Sorbwater promotes new water treatment technology
Sorbwater Technology AS, a Norway-based company that has developed a patented technology capable of cleaning oil and other substances from water, has announced the completion of its first deliveries
Sorbwater Technology AS, a Norway-based company that has developed a patented technology capable of cleaning oil and other substances from water, has announced the completion of its first deliveries.
The company is now engaged in a pilot project in the Middle East to clean produced water without any discharge and recover fresh water for reuse.
As part of the complete process, the produced water is being cleaned using Sorbwater’s innovative technology from an oil-in-water content of about 100ppm down to 1ppm oil in water.

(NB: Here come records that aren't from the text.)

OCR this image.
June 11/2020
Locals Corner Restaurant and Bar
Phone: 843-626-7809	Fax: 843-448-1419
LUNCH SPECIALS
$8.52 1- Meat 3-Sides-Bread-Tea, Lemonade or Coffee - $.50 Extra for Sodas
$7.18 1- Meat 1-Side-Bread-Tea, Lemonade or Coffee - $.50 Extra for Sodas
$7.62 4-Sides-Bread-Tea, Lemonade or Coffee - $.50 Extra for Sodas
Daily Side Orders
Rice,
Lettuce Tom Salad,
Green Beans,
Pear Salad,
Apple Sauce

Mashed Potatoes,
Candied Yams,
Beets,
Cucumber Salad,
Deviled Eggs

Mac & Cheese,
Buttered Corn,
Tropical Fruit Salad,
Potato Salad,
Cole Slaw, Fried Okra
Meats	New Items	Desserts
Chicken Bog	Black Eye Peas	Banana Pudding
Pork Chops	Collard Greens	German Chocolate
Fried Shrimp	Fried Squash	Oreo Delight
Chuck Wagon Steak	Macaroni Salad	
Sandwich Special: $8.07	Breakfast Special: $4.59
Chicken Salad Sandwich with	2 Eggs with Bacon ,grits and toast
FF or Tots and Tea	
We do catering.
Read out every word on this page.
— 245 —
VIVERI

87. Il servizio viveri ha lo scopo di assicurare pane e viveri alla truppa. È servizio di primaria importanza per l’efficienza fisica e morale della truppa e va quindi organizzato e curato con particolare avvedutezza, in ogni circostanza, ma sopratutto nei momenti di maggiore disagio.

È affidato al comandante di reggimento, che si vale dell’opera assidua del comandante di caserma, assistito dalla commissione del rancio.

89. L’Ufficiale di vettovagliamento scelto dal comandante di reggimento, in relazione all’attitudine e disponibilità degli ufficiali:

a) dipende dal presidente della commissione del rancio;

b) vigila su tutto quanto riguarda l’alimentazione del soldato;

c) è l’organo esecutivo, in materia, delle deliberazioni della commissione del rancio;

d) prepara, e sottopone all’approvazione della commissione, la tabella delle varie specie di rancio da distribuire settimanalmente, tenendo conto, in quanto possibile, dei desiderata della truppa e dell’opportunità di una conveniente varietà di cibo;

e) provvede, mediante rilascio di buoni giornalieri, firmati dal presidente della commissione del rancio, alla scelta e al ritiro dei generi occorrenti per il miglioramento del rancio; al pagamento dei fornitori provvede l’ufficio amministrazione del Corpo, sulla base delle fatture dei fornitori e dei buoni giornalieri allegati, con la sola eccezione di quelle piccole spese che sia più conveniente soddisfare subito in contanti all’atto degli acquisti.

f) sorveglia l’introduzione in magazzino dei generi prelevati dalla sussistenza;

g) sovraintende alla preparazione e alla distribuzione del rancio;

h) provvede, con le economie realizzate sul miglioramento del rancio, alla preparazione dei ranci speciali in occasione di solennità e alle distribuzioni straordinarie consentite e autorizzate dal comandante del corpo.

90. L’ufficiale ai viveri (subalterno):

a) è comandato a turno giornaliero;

This will enable the use of a desalination process to remove the salt from the water so it can be reused as process or wash water. Achieving this level of cleaning is an enabler for desalination and reuse of produced water in the whole region.
The pilot commenced in January 2016 and is well underway. If successful, the Sorbwater system will be deployed in several plants, with each installation treating between 200,000 – 300,000 bbl/day of produced water, thus saving valuable ground water resources and reducing costs of disposal of wastewater. The trial is in the range of 400bbl/day.
“The pilot is now about 50% complete, and results to date are excellent. A successful pilot will represent a breakthrough for reusing such water in the region and achieving zero liquid discharge,” said Kenneth Olsvik, CEO of Sorbwater Technology.
Sorbwater’s solution uses a combination of high performance separation equipment and an innovative flocculent that is extracted from seaweed. Called Sorbfloc, it is a totally “green” product from the hydrocolloid family able to attach to even the smallest particles or oil droplets in water.
It is characterised by cross linking capabilities that, when activated according to Sorbwater’s process, instantly and irreversibly flocculate pollution in water to large, easy separable super-strong flocks.